Overall, this was a powerful book which teaches a new way to think about how work gets done in organizations. Mik often references a career-altering trip to the BMW factory in Germany. He talks about how they've made huge leaps in improvements in their digital and software thinking by learning and adapting manufacturing methods.

You can find many examples of top tier manufacturing. In many ways, this is a solved problem. Lean, Toyota Systems, Kanban, and other powerful systems have been implemented to nearly perfect levels with so many books and examples available. It seems, however, that we're only just now starting to see how all that can apply to creating digital products and software.

Flow Framework

In this book, the author explains a framework to think through this process. As you work through it, you realize he isn't presenting anything entirely new, just offering a fresh perspective. He calls this system the Flow Framework.


The author owns a company that sells both consulting services in this area and a software tool to streamline framework implementation. There's a sales pitch involved, but I also found value in the overall vision.

As part of the process, you create a fairly traditional value stream map of your part of the business. You identify your "widget" and determine the single unit of work your team handles. In a factory, this might be a single car; in software development, a user story; in engineering, a vibration analysis. You then track each unit as it moves through the value stream.

The author introduces four "Flow Metrics" for measurement and reporting. These metrics help you identify flow bottlenecks, similar to their use in factories.

flow image

Work Labels

Another extremely useful concept we implemented immediately is the author's labeling system. It uses four MECE (Mutually Exclusive & Comprehensively Exhaustive) labels.
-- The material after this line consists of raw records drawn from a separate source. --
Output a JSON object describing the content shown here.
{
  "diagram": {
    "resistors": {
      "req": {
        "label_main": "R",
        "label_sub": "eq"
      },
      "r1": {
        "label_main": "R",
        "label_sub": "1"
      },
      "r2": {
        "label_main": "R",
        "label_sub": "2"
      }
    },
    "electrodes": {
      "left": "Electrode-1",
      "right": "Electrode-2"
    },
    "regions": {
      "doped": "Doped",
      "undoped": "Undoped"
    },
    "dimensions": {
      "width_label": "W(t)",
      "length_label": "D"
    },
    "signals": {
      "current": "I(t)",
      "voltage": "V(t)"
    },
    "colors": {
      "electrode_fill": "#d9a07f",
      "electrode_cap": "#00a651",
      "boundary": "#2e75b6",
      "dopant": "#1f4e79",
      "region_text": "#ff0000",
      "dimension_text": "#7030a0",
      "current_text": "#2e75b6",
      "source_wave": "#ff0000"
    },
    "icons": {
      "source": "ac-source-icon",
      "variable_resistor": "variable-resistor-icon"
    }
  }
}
Simply put, each work item gets one, and only one, of these labels:

  • Risk: Work that prevents future value delivery.
  • Debt: Work that enables better future value delivery.
  • Feature: New value added.
  • Fix: Correcting mistakes or issues in previously delivered value.

We've found these four labels to be exceptionally powerful and useful. Following the author's guidelines, you can plot the volume of each work type to understand your value stream's health.

For example, if you focus exclusively on features, you'll eventually slow down due to accumulated technical debt. If you're constantly fixing things, your processes are broken, and you should slow down to address the debt and improve your processes.


The concept of MECE is powerful, and we've applied it successfully in other areas of our business. The idea of "Mutually Exclusive & Comprehensively Exhaustive" has broader applications than you might initially think.

Sliced Pie

This framework has been immensely helpful. I highly recommend this book.